Ao rico património histórico – Igreja Matriz do séc. XIII e Capela de S. Luís -, devemos juntar o Pólo Museológico do Esparto, onde poderão ver-se os utensílios utilizados na transformação do esparto em cordas e esteiras, e o Pólo Museológico Cândido Guerreiro e Condes de Alte, onde, para além da biblioteca do poeta, pudemos ver uma exposição permanente de objectos e fotografias ligados à vida de Cândido Guerreiro, tendo retido na memória dois livros oferecidos ao poeta, um com uma dedicatória de António Botto e o outro com uma dedicatória de José Carlos Ary dos Santos.

Bem andou a autarquia ao investir na recuperação e manutenção dos traços, que dizem originais, de Alte.
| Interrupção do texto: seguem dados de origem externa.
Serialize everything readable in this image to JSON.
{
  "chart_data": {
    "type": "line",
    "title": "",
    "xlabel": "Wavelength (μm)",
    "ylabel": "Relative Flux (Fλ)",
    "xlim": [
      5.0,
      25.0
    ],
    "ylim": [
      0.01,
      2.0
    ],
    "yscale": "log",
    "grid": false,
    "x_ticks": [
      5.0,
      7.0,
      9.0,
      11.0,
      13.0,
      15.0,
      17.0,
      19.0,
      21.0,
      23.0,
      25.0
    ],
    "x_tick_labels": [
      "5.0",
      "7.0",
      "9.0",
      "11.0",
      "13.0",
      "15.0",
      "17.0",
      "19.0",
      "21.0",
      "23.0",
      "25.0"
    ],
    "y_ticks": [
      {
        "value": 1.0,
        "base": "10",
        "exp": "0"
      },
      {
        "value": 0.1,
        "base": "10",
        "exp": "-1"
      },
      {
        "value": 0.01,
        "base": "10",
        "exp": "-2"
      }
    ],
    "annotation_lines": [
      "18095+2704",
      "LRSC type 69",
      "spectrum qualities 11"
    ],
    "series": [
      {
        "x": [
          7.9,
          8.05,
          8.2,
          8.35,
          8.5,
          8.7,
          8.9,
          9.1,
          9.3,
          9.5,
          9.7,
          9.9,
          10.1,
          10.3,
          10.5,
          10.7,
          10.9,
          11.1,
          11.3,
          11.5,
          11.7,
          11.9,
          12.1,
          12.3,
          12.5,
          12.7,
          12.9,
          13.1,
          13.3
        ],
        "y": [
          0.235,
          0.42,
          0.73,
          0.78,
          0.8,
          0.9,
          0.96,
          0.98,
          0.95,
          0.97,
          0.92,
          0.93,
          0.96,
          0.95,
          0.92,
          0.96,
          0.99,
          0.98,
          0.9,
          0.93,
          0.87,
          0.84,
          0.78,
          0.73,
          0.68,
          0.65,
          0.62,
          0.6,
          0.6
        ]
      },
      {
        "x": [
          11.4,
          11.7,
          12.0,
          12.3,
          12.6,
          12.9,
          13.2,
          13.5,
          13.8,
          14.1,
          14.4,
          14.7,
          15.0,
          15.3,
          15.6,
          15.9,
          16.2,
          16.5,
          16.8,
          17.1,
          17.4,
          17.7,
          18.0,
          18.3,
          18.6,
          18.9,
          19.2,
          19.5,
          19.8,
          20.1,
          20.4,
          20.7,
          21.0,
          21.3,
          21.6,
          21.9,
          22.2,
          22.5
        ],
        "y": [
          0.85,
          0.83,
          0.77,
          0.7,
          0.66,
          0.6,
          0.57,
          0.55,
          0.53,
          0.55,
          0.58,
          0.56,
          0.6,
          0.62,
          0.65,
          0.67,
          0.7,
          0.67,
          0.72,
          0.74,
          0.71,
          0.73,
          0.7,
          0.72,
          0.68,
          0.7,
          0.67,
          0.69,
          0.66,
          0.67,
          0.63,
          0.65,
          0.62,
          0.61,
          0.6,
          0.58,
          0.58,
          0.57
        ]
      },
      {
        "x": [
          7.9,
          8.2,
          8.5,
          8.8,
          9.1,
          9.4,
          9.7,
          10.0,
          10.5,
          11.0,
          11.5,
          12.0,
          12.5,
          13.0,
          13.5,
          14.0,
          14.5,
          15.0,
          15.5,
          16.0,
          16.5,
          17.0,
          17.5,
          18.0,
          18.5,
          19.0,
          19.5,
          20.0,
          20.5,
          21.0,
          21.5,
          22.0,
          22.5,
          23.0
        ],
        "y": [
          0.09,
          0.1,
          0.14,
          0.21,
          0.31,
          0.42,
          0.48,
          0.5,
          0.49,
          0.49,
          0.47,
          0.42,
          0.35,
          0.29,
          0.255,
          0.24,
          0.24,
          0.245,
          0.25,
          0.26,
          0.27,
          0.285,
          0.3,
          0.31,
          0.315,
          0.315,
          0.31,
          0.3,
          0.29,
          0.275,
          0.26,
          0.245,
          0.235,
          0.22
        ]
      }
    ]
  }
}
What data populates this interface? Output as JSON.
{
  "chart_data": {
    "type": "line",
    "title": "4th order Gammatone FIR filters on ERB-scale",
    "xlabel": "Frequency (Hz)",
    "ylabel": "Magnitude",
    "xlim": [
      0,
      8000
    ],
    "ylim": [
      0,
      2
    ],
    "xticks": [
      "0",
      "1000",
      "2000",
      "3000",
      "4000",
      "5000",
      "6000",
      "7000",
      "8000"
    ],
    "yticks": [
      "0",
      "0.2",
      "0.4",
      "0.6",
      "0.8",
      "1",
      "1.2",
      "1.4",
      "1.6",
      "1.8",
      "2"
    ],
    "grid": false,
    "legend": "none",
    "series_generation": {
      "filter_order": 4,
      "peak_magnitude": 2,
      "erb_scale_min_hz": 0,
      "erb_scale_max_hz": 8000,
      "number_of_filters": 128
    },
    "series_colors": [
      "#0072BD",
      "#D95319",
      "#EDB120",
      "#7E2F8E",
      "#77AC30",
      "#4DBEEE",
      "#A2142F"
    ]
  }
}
Mas as surpresas não terminam aqui.

Quando acabámos de estacionar o carro para nos dirigirmos ao Pólo Museológico de Cândido Guerreiro e Condes de Alte, perguntámos a um Sr. se aquele já estaria aberto, mas ao perguntar referimos Museu e não Pólo, ao que ele de imediato nos respondeu, apontando para a sua casa, que o Museu era ali mesmo, informando-nos que o Pólo abriria às 15,00 horas. Convidou-nos a entrar, satisfazendo a nossa curiosidade dizendo-nos que o seu Museu Regional era «um museu de tudo quanto existe» e que até já tinha tido a visita do Sr. Dr. José Hermano Saraiva. De facto, lá estava o recorte de um jornal que noticiou tal visita, enriquecendo o Museu com mais uma peça «do que existe». Ficámos espantados; ao lado da «primeira máquina» para fazer café, pudemos encontrar outras mais recentes, desde eléctricas até às chamadas cafeteiras italianas, e máquinas de costura, uma delas de uma sua antepassada (avó da sua avó, julgo ter-lhe ouvido), que tinha custado 4 réis. Logo a seguir se podem admirar vários potes e mós caseiras e variadíssimos pratos. «Este, informava o Sr. José Saturnino da Palma, é um cavalinho original; estes outros já não o são».

Não vamos descrever todos os objectos que encontrámos. Imaginem tudo o que existe, como, por exemplo, vários tipos de lavatórios e o indispensável penico, toalhas bordadas de vários tamanhos, alguns exemplares de costelos, com que também na minha aldeia da Beira Litoral, Chã de Alvares, se apanhavam os pássaros, exemplares das primeiras garrafas de determinada marca de sumo, garrafas de cerveja, vários exemplares de sapatos e botas feitos pelo Sr. José Saturnino da Palma, o ex-sapateiro e agora dono do Museu Regional de Alte, sem esquecer a fotografia, em jovem e bonita, da sua falecida esposa, hoje também uma peça museológica.




Acreditem, só para ver o Museu Regional, a Aldeia Cultural de Alte merece uma visita!